What a pathetic, pitiful word to describe such a landscape. To describe a house designed with such skill that it would become a part of it.
It wasn’t nice; it was dramatic, powerful, at one with its setting.
It was extraordinary. Twenty minutes. That was all it had taken her to see through surface veneer to the darkness at the heart of the apartment.
He’d designed it as a gift for Claudia, his cousin’s wife. Envisaged it filled with light, colour, life—reflecting the light, colour, life of the city. He’d been forced to watch, helpless, as Christopher had taken his vision and sucked the life right out of it. Just as he’d sucked the life right out of the woman he loved.
Lucy didn’t bother to look at each room before deciding which to choose. They were all as soulless as the room upstairs.
She dumped her bag on the bed and checked out the en suite bathroom. Like those upstairs, it was supplied with all the essentials, including a new toothbrush which she fell upon with gratitude.

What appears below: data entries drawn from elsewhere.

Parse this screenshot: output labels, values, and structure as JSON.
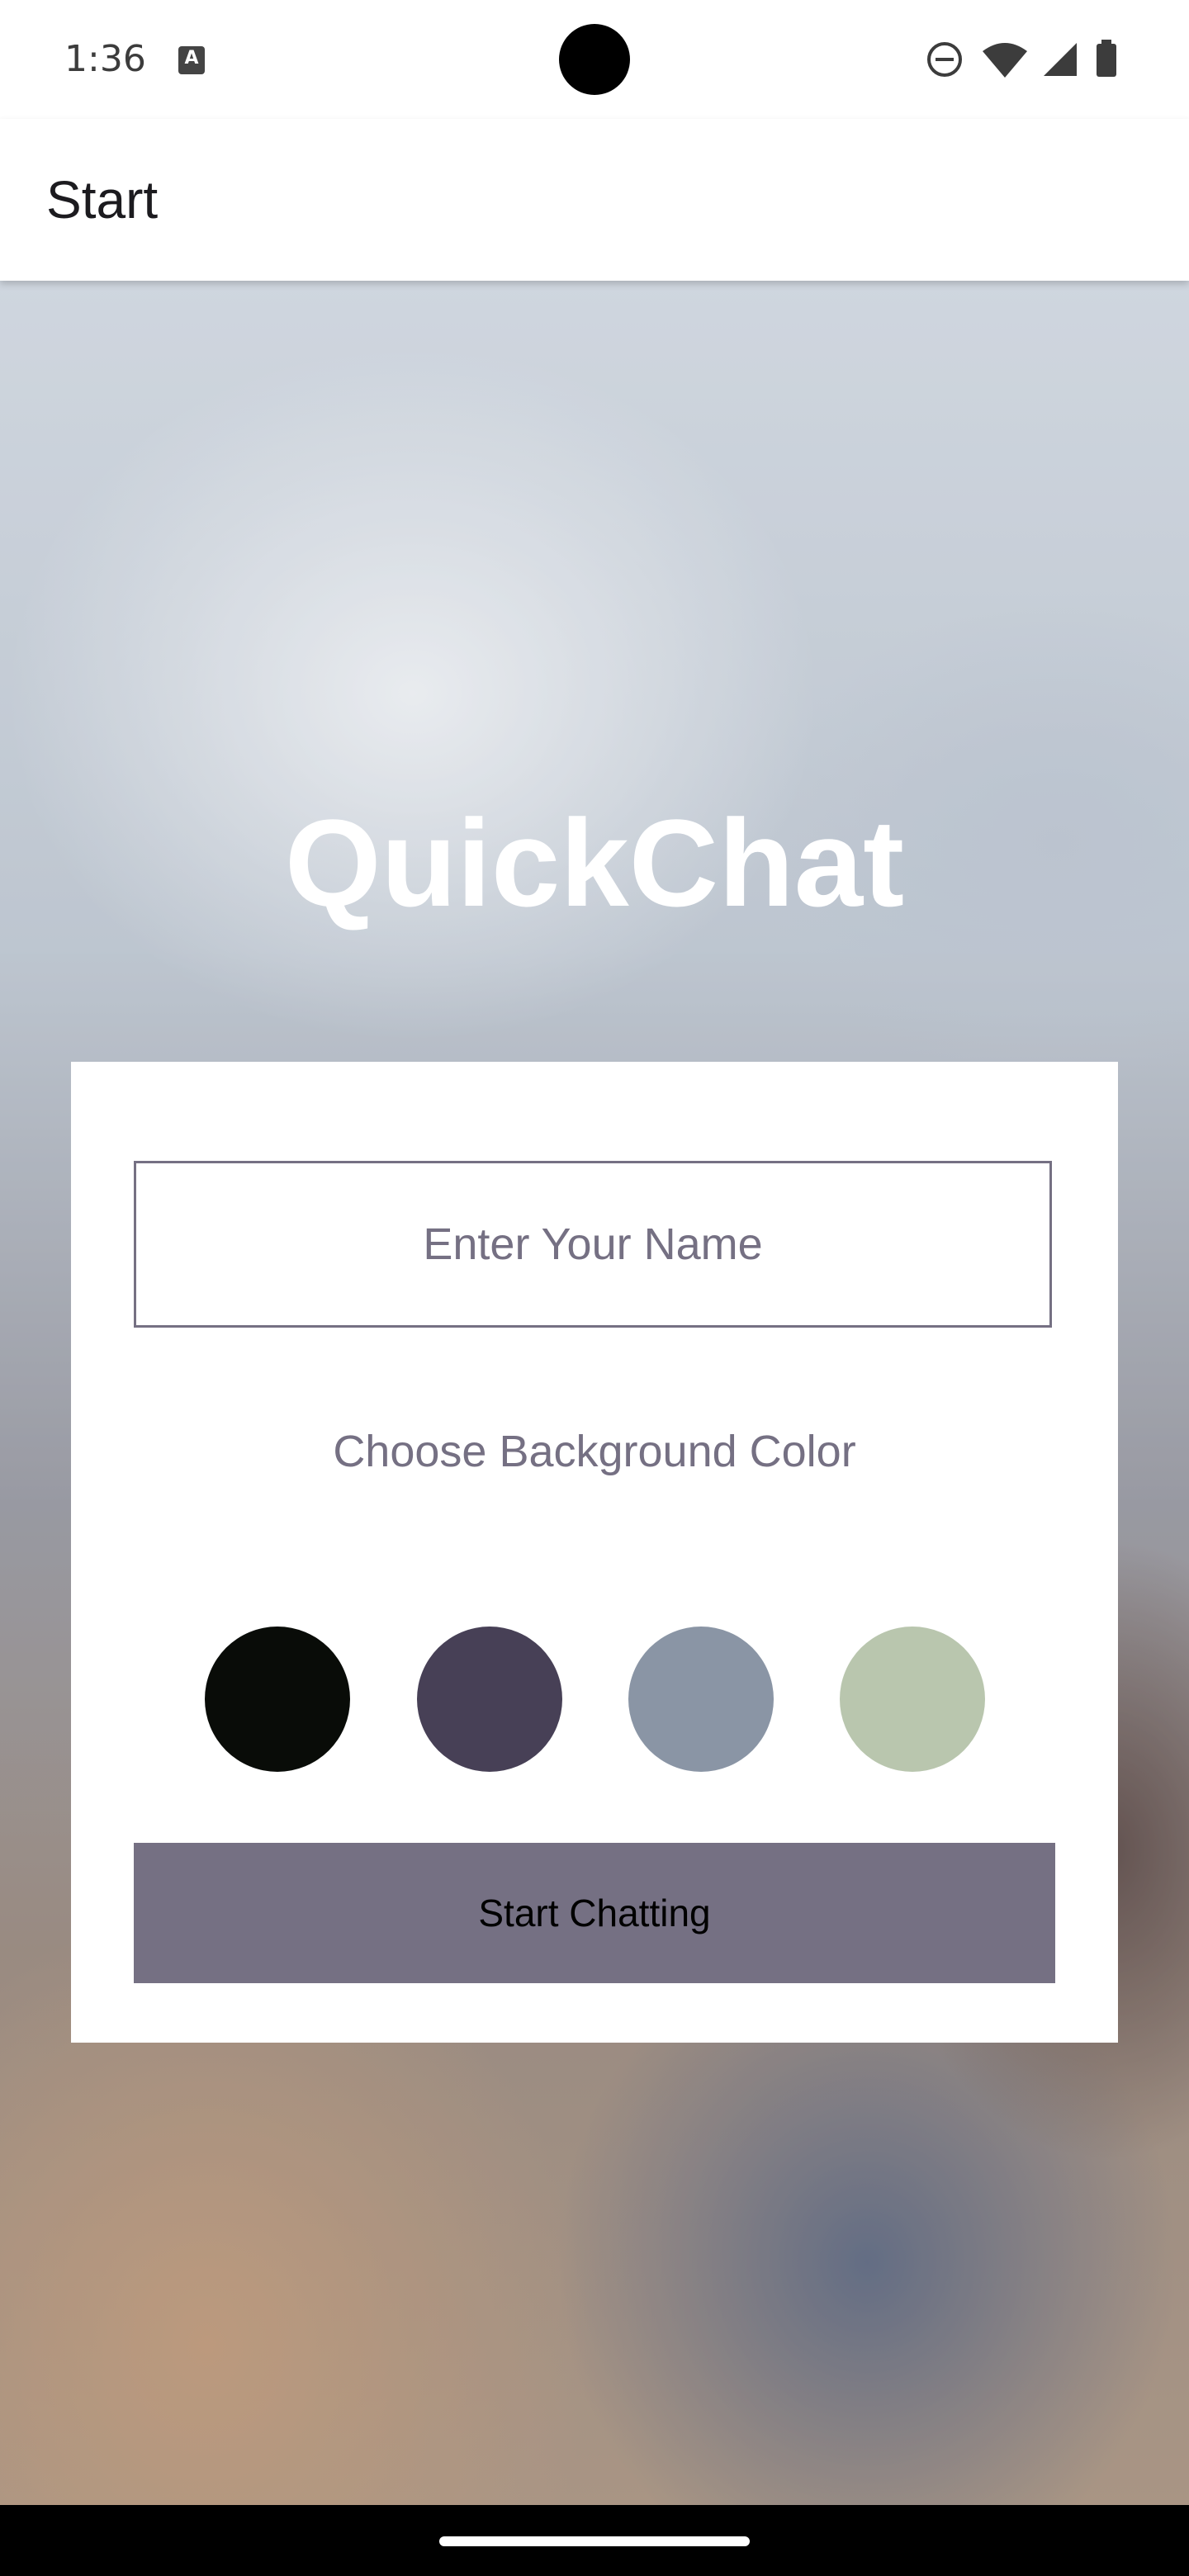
{
  "status_bar": {
    "time": "1:36",
    "icons": [
      "text-input-icon",
      "do-not-disturb-icon",
      "wifi-icon",
      "signal-icon",
      "battery-icon"
    ]
  },
  "app_bar": {
    "title": "Start"
  },
  "main": {
    "app_title": "QuickChat",
    "name_input": {
      "placeholder": "Enter Your Name",
      "value": ""
    },
    "choose_label": "Choose Background Color",
    "color_options": [
      {
        "color": "#090C08",
        "name": "black"
      },
      {
        "color": "#474056",
        "name": "purple"
      },
      {
        "color": "#8A95A5",
        "name": "grey"
      },
      {
        "color": "#B9C6AE",
        "name": "green"
      }
    ],
    "start_button_label": "Start Chatting",
    "accent_color": "#757083"
  }
}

She’d replace it first thing…
She caught her reflection in the mirror. First thing suggested that she was staying. That she had taken him at his word. Trusted that bone-deep connection…

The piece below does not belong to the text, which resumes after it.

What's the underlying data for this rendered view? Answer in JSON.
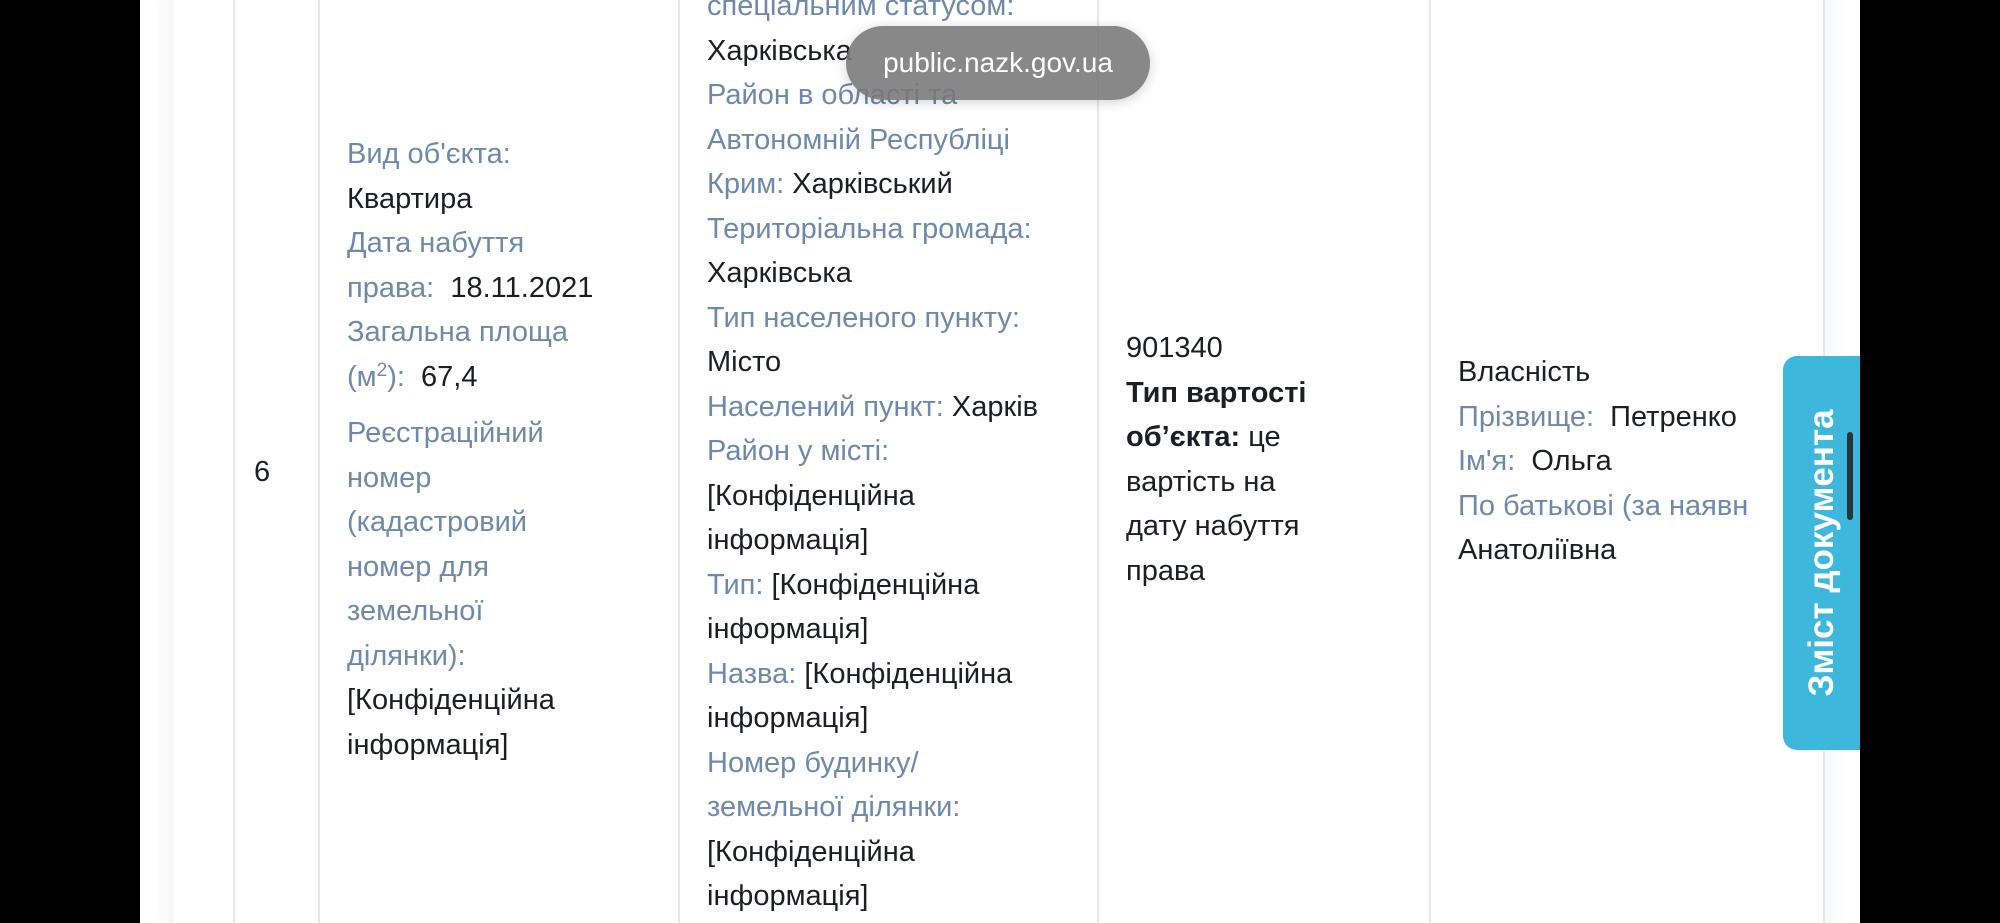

‘Not bright, Lucy B,’ she said. ‘You are such a pushover. One smile and he’s got you wrapped around his little finger.’
One look and she’d seen her engagement to Rupert for the sham it was.
But, even if he was as genuine as her instincts—and just how reliable were those dumb whoosh, flash, bang hormones anyway?—were telling her, this was, could only ever be, a very temporary stopgap.
Breathing space.
She took out her own phone and it leapt into life. Of course. Why would Rupert cut her off when it was the one way he could contact her?

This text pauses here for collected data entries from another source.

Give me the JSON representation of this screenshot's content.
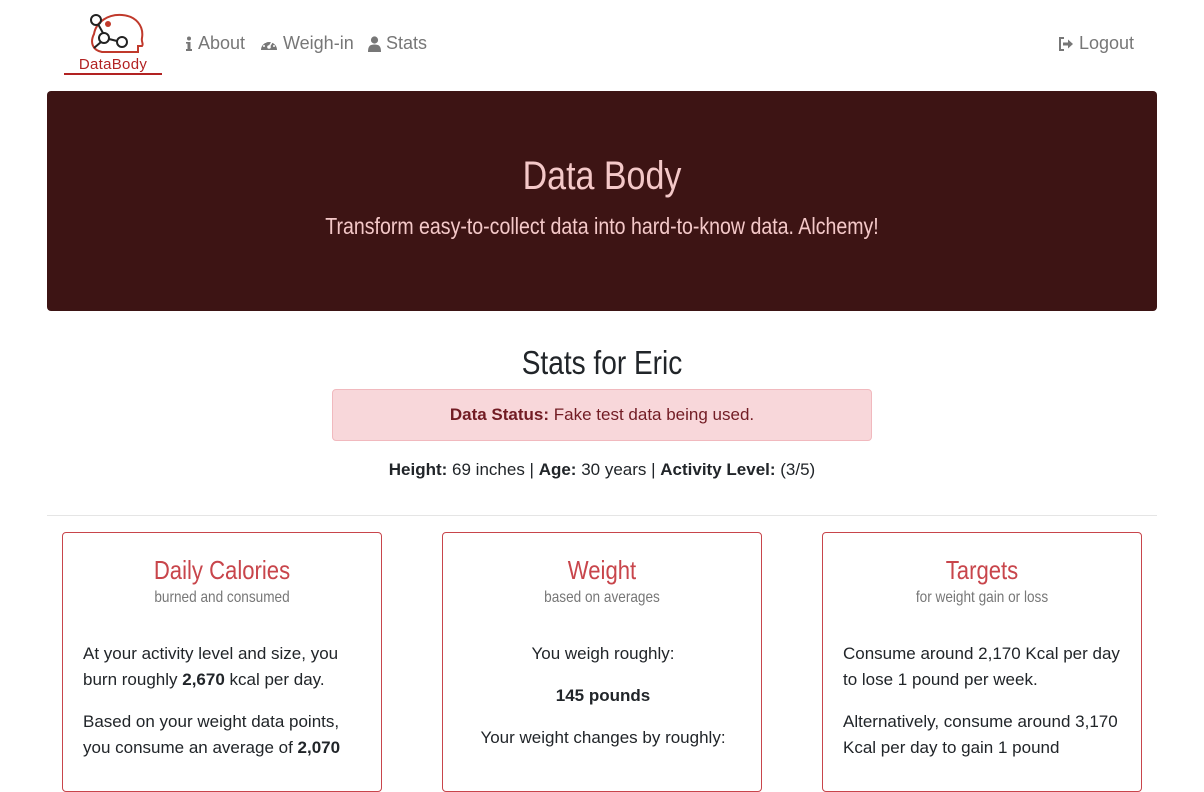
{
  "logo": {
    "text": "DataBody"
  },
  "nav": {
    "about": "About",
    "weigh_in": "Weigh-in",
    "stats": "Stats",
    "logout": "Logout"
  },
  "hero": {
    "title": "Data Body",
    "subtitle": "Transform easy-to-collect data into hard-to-know data. Alchemy!"
  },
  "stats_title": "Stats for Eric",
  "alert": {
    "label": "Data Status:",
    "text": " Fake test data being used."
  },
  "meta": {
    "height_label": "Height:",
    "height_value": " 69 inches | ",
    "age_label": "Age:",
    "age_value": " 30 years | ",
    "activity_label": "Activity Level:",
    "activity_value": " (3/5)"
  },
  "cards": {
    "calories": {
      "title": "Daily Calories",
      "subtitle": "burned and consumed",
      "p1_a": "At your activity level and size, you burn roughly ",
      "p1_b": "2,670",
      "p1_c": " kcal per day.",
      "p2_a": "Based on your weight data points, you consume an average of ",
      "p2_b": "2,070"
    },
    "weight": {
      "title": "Weight",
      "subtitle": "based on averages",
      "p1": "You weigh roughly:",
      "p2": "145 pounds",
      "p3": "Your weight changes by roughly:"
    },
    "targets": {
      "title": "Targets",
      "subtitle": "for weight gain or loss",
      "p1": "Consume around 2,170 Kcal per day to lose 1 pound per week.",
      "p2": "Alternatively, consume around 3,170 Kcal per day to gain 1 pound"
    }
  },
  "colors": {
    "hero_bg": "#3d1414",
    "hero_text": "#f4c8c8",
    "accent": "#c8454b",
    "alert_bg": "#f8d7da"
  },
  "icons": {
    "about": "info-icon",
    "weigh_in": "dashboard-icon",
    "stats": "user-icon",
    "logout": "logout-icon"
  }
}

There were dozens of voicemails. She ignored them. There was no one she could think of who’d have anything to say that she wanted to hear. But she opened Rupert’s last message:
Henshawe 20:12. We need to talk.
Blunt and to the point, it didn’t escape her that he’d waited until the store was closed, all the doors were locked and there was no chance that she was still inside before calling her.
Proof, if she needed it, that he’d had someone watching all that time, just in case.
No doubt he’d had everyone out checking anywhere else she might have taken cover, too. She guessed some of the messages were from her former flatmates, the owner of the nursery where she’d worked. Everyone who had touched her life since the day her mother had abandoned her.
No apology, but at least there was no pretence. Forced to accept that she’d somehow slipped through his fingers, he was ready to talk.
The problem there was that there was nothing he had to say that she wanted to hear.